Вообще-то, я был не единственным законным живым потомком Смеющегося человека. В нашем клубе было двадцать пять команчей, иначе говоря, двадцать пять законных живых потомков Смеющегося человека – и каждый из нас циркулировал по городу зловещей тенью, инкогнито, видя в лифтерах потенциальных заклятых врагов, бегло шепча краем рта приказы в уши кокер-спаниелям и чертя указательным пальцем прицелы на лбу учителя математики. И вечно выжидая, выжидая подходящей возможности вселить ужас и восхищение в ближайшее посредственное сердце.
Однажды в феврале, вскоре после открытия бейсбольного сезона команчей, я заметил новую деталь в автобусе вождя. Над зеркальцем заднего вида поверх лобового стекла висела в рамке маленькая фотокарточка девушки в академической шапочке и мантии. Мне показалось, что фотокарточка девушки не вяжется с остальным чисто мужским убранством автобуса, и я небрежно спросил вождя, кто это. Сначала он замялся, но в итоге признал, что это девушка. Я спросил его, как ее зовут. Он ответил нехотя: «Мэри Хадсон». Я спросил его, она киноактриса или кто-то вроде? Он сказал, нет, она учится в Уэлсли-колледже. А потом добавил, словно мысли у него еле двигались, что Уэлсли-колледж – это очень хороший колледж. Но я все равно спросил его, для чего в автобусе ее фотокарточка. Он слегка пожал плечами, как бы намекая (или мне так показалось), что его, можно сказать, принудили к этому.
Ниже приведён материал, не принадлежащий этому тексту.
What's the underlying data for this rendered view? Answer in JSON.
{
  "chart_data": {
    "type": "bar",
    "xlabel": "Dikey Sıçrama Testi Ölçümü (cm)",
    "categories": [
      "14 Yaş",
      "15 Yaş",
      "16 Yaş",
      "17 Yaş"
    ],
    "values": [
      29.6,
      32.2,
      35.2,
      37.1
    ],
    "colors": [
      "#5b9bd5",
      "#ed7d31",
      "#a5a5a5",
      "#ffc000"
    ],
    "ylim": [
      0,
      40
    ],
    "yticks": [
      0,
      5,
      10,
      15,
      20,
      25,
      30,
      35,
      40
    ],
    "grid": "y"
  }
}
За следующие пару недель – как бы все мы ни пытались принудить к этому вождя – он так и не убрал фотокарточку из автобуса. Она неважно смотрелась рядом с обертками батончиков «Бэйб Рут[22]» и кучками лакричных хлопьев. Однако, мы, команчи, к ней привыкли. Со временем мы стали считать ее такой же неотъемлемой частью интерьера, как и спидометр.
Но как-то раз, когда мы ехали в Центральный парк, вождь остановил автобус у бордюра на Пятой авеню в районе шестьдесят какой-то улицы, на добрых полмили за нашим бейсбольным полем. Порядка двадцати команчей разом потребовали объяснения, но вождь был невозмутим. Он только откинулся на спинку, как обычно, когда принимался рассказывать о «Смеющемся человеке», и перешел к очередной истории. Однако, едва он начал, как кто-то постучался в дверь автобуса. В тот день рефлексы вождя были на высоте.